As plataformas digitais, por sua vez, exploram a vaidade, a comparação social, o voyeurismo, o tribalismo e o vício, tudo traços que o pessimismo antropológico denuncia há séculos. Likes e seguidores alimentam a necessidade de validação constante. Algoritmos privilegiam a indignação, o medo e o escândalo, porque geram mais cliques. O discurso moral virou produto de performance e capital simbólico. Ou seja, a própria arquitetura digital está construída de acordo com a verdadeira natureza humana que, tal como é denunciada pelos pessimistas antropológicos, é cínica.
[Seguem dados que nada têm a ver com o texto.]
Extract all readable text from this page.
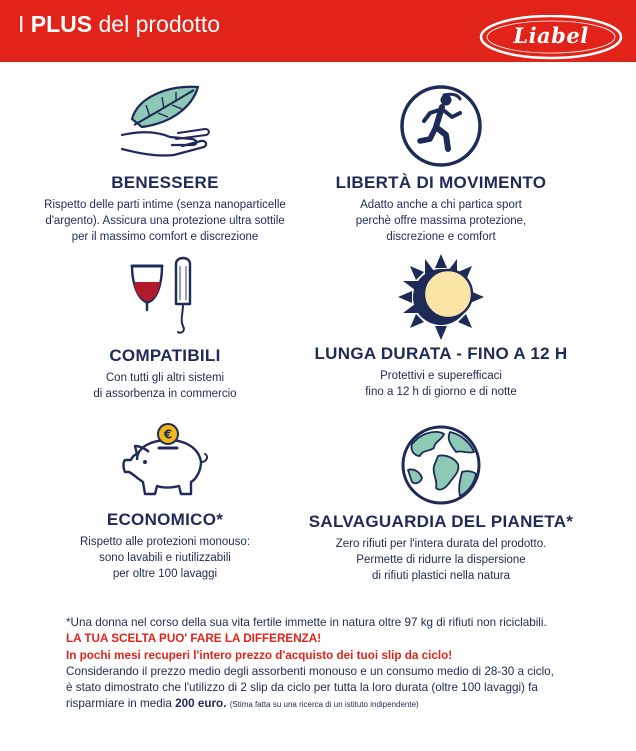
I PLUS del prodotto	Liabel
BENESSERE
Rispetto delle parti intime (senza nanoparticelle
d'argento). Assicura una protezione ultra sottile
per il massimo comfort e discrezione
LIBERTÀ DI MOVIMENTO
Adatto anche a chi partica sport
perchè offre massima protezione,
discrezione e comfort
COMPATIBILI
Con tutti gli altri sistemi
di assorbenza in commercio
LUNGA DURATA - FINO A 12 H
Protettivi e superefficaci
fino a 12 h di giorno e di notte
€
ECONOMICO*
Rispetto alle protezioni monouso:
sono lavabili e riutilizzabili
per oltre 100 lavaggi
SALVAGUARDIA DEL PIANETA*
Zero rifiuti per l'intera durata del prodotto.
Permette di ridurre la dispersione
di rifiuti plastici nella natura
*Una donna nel corso della sua vita fertile immette in natura oltre 97 kg di rifiuti non riciclabili.
LA TUA SCELTA PUO' FARE LA DIFFERENZA!
In pochi mesi recuperi l'intero prezzo d'acquisto dei tuoi slip da ciclo!
Considerando il prezzo medio degli assorbenti monouso e un consumo medio di 28-30 a ciclo,
è stato dimostrato che l'utilizzo di 2 slip da ciclo per tutta la loro durata (oltre 100 lavaggi) fa
risparmiare in media 200 euro. (Stima fatta su una ricerca di un istituto indipendente)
Nunca foi tão fácil alguém pregar empatia, justiça social ou amor ao próximo num post… e no momento seguinte: ignorar a miséria alheia; tratar mal alguém no trânsito ou no trabalho; disseminar fake news contra os próprios princípios. A distância entre o discurso e a prática, que sempre existiu, hoje ganha visibilidade em tempo real, tornando mais evidente que a moral pública muitas vezes é só performance. Portanto, a virtude é ilusória sem vigilância. Hoje, como sempre, é o medo da punição, não a convicção ética, que guia a conduta. Só que agora as câmaras, os algoritmos e os registros digitais funcionam como novos deuses que tudo veem, e mesmo assim, as pessoas tentam burlar o sistema.
Se antes o pessimismo antropológico era uma hipótese, hoje ele é observável em tempo real, com dados, vídeos, capturas de tela e logs digitais. O ser humano parece, muitas vezes, indigno da imagem que criou de si mesmo. A educação cívica é uma espécie de verniz civilizacional muito fino que estala à mais pequena contrariedade.